The only person capable of uncovering the truth about Tesse’s murder is now terrorized — and almost completely helpless.
Near Les Cayes, small planes loaded with cocaine
Lost among the fields of Ducis, a rural municipality located 20 kilometers northwest of Les Cayes, lies a clandestine airstrip. It was on this flat stretch of land, now used for cattle grazing, that a small aircraft reportedly landed on Oct. 19, 2023.
“The plane was found one morning on this field. And shortly after, vehicles arrived carrying police officers and Commissioner Richemond,” said a farmer interviewed at the site.
According to the Les Cayes public prosecutor’s office, it was a “shipment of cocaine by plane from Colombia.” Southern Haiti is believed to be one of the main “entry points for drugs into the country,” according to U.N. experts. Cocaine is reportedly transported via small boats or aircraft landing on clandestine runways from South America, with Haiti serving as a transit point before the drugs are shipped to the U.S. and Western Europe.
Several Haitian political figures have been sanctioned by the U.S. for their involvement in drug trafficking, including former Senator for the South Hervé Fourcand and ex-senator Rony Célestin — who is the subject of an investigation by Forbidden Stories and its partners.

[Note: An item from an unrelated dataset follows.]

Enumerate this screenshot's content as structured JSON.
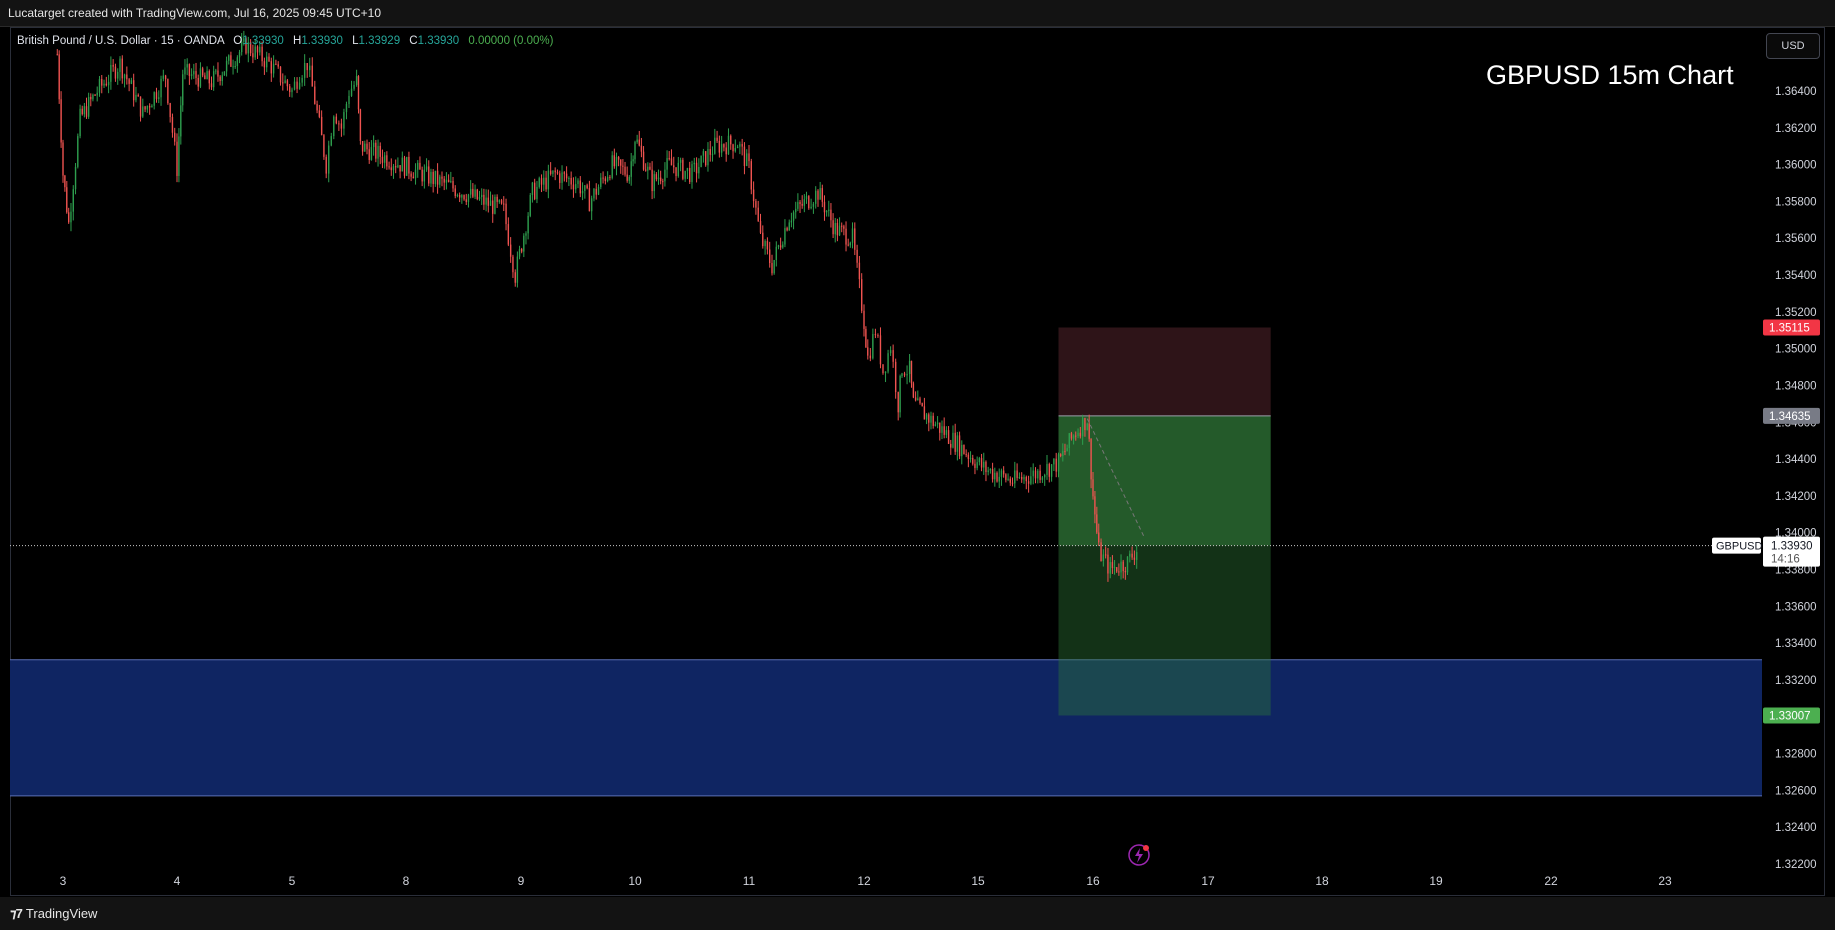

According to Ricardo Bain, aka “Chito”, and two other sources, Government Commissioner Ronald Richemond may have become involved in drug trafficking in an “opportunistic” manner. “Once he learns that someone has cocaine, he stages an operation and seizes the goods. Then he hands it over to one of his men, who takes care of selling it,” said Chito, who claimed to have witnessed the negotiations.
At Les Cayes prison last March, Forbidden Stories met with two Colombian nationals detained under Richemond’s authority. They were accused of having piloted the small plane that landed on the Ducis airstrip. Both denied the allegations and were later released. The shipment of drugs has not been recovered, and the investigation remains ongoing.